Les propos du ministre des finances ne tombent pas par hasard : ils s'inscrivent dans le patient travail qu'il mène pour se différencier d'une partie de la gauche qu'il n'ose pas baptiser d'" archaïque " mais qu'il juge mal préparée pour affronter les enjeux de demain. Dans un point de vue au Monde (du 1er juin) intitulé " Le temps des projets ", l'ancien premier ministre dessine l'esquisse d'un projet présidentiel et évoque les grands chantiers prioritaires de la législature 2002-2007.

 

Au quotidien, M. Fabius s'emploie à imprimer sa marque sur la politique économique. Ainsi, dans le cadre de la préparation de la loi de finances 2002, il a vigoureusement mise en garde les ministres dépensiers en les invitant, pour certains, à revoir leur copie, leurs exigences excédant largement la marge de manoeuvre fixée par Matignon (+ 0,5 % en volume). Car le ministre des finances n'entend pas revenir sur le plan triennal de réduction de la fiscalité, notamment la baisse de 45 milliards de francs de l'impôt sur le revenu votée pour la période 2001-2003. Au moment où l'activité fléchit - Bercy envisage désormais une croissance autour de 2,5 % cette année -, le débat sur la baisse de cet impôt risque de rebondir.

 

Un rapport sur " les inégalités dans le long terme ", commandé par le conseil d'analyse économique (collège d'économistes indépendants rattaché à Matignon) à Thomas Piketty, pourrait relancer une polémique à gauche sur le bien-fondé de la baisse de l'IR, contestée par le PCF et une partie du PS (lire ci-dessous).
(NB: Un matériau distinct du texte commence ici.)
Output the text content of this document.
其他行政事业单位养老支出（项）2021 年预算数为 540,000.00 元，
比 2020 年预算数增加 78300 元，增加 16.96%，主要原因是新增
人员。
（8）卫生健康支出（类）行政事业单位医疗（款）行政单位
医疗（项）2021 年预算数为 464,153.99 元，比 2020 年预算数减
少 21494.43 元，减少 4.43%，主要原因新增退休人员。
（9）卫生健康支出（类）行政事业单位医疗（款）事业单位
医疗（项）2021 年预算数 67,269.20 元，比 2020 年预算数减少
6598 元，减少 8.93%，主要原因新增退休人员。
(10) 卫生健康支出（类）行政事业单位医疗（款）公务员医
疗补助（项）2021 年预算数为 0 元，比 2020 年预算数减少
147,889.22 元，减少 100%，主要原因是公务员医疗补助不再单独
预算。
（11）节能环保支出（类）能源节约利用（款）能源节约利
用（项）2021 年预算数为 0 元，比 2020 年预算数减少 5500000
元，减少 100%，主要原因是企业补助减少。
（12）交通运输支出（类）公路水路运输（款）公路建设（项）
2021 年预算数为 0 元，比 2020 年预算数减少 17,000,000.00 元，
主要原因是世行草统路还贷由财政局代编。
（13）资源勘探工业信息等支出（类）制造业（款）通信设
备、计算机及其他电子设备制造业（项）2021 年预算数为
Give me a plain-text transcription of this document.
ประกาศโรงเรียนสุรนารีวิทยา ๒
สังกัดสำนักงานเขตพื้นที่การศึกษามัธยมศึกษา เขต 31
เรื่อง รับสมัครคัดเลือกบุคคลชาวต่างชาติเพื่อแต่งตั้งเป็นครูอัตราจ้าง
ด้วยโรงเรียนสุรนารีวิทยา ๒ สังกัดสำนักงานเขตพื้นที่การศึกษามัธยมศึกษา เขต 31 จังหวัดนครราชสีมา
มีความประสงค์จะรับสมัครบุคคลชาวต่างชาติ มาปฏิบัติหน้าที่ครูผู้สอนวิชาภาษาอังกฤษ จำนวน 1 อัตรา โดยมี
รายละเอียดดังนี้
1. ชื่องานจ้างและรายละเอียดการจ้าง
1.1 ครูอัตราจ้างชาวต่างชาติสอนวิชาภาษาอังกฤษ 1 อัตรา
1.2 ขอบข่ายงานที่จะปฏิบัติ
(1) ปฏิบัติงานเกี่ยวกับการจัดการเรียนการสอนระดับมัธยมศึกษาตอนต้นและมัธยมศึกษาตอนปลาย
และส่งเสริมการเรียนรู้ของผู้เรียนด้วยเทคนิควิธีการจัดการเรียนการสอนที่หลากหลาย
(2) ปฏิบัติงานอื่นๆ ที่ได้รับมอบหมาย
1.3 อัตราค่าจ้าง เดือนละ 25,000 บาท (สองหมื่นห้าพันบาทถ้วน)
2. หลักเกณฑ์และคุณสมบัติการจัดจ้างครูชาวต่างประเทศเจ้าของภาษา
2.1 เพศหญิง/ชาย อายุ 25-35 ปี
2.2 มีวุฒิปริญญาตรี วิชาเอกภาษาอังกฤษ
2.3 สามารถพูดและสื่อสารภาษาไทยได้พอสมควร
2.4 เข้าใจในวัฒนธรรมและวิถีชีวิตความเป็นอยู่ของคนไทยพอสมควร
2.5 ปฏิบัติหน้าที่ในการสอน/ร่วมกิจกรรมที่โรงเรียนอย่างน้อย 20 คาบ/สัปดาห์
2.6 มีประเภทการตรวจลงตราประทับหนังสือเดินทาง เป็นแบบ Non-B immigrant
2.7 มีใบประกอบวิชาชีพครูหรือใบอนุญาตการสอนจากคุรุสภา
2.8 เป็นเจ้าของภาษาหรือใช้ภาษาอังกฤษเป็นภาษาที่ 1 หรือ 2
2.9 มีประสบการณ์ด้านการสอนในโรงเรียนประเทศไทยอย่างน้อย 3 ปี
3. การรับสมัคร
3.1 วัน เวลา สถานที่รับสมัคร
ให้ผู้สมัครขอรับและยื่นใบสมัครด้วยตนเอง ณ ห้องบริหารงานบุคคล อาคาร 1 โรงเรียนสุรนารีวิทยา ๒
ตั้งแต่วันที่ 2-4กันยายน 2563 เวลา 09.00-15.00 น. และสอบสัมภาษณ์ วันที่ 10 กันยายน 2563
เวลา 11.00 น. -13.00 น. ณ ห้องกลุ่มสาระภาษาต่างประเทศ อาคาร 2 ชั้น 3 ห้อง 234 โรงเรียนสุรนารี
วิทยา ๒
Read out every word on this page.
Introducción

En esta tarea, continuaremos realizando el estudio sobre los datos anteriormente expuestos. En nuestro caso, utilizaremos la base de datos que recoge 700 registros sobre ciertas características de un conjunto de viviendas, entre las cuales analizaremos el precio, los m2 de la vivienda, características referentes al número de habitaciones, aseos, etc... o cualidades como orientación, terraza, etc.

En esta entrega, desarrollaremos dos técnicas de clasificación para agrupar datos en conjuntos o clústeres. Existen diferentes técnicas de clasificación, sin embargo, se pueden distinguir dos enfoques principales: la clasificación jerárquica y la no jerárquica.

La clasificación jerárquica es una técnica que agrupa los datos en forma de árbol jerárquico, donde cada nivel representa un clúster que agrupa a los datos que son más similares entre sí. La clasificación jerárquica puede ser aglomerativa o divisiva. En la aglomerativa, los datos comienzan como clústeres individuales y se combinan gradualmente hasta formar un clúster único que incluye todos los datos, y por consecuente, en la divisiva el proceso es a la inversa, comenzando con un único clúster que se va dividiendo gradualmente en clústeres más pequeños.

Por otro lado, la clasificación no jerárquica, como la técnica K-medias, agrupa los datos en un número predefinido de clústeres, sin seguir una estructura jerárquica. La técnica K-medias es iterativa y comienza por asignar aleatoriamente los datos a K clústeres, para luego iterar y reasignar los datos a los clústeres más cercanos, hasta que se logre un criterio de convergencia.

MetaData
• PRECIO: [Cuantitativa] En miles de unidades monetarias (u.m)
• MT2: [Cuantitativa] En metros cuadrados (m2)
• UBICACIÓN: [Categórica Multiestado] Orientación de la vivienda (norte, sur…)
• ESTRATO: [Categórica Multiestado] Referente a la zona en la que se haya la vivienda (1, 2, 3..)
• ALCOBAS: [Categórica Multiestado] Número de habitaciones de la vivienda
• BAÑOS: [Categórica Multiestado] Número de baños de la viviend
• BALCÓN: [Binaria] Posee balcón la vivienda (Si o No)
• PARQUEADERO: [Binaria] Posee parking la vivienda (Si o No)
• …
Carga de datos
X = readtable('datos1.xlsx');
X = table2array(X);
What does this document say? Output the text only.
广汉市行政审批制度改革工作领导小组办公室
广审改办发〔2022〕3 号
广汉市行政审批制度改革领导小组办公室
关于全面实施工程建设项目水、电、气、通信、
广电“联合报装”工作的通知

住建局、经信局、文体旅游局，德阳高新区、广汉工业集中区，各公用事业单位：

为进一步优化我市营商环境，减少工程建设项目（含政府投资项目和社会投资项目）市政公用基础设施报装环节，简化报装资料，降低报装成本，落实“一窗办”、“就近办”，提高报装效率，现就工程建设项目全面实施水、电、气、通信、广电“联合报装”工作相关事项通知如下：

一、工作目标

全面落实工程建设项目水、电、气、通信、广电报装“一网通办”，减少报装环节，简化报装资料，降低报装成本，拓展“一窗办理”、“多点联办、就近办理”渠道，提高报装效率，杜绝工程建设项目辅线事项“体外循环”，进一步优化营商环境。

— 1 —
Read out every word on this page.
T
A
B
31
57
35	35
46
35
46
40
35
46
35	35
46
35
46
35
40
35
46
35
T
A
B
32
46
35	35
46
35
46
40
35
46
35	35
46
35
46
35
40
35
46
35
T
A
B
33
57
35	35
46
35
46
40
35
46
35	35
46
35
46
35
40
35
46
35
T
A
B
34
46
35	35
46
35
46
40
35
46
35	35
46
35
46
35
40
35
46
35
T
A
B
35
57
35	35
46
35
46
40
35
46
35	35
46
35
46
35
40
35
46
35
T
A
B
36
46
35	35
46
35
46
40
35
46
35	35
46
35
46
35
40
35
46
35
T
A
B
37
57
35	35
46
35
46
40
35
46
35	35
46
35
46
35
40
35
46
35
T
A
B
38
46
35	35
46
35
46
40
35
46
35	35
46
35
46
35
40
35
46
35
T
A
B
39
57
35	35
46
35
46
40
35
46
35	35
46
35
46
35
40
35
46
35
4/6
M. Piketty avertit que si la France réduit trop fortement sa fiscalité progressive, on assistera, dans les prochaines décennies, à " un fort mouvement de retour aux inégalités patrimoniales avec, à la clé, un risque de sclérose économique et sociale ". M. Fabius, qui n'a pas eu le temps de le lire, n'en a pas moins jugé, jeudi, que " ce n'est pas la partie du travail réalisé [par le CAE] qu i est scientifiquement la plus fondée ". Son agacement en dit long sur sa détermination à faire entendre sa différence.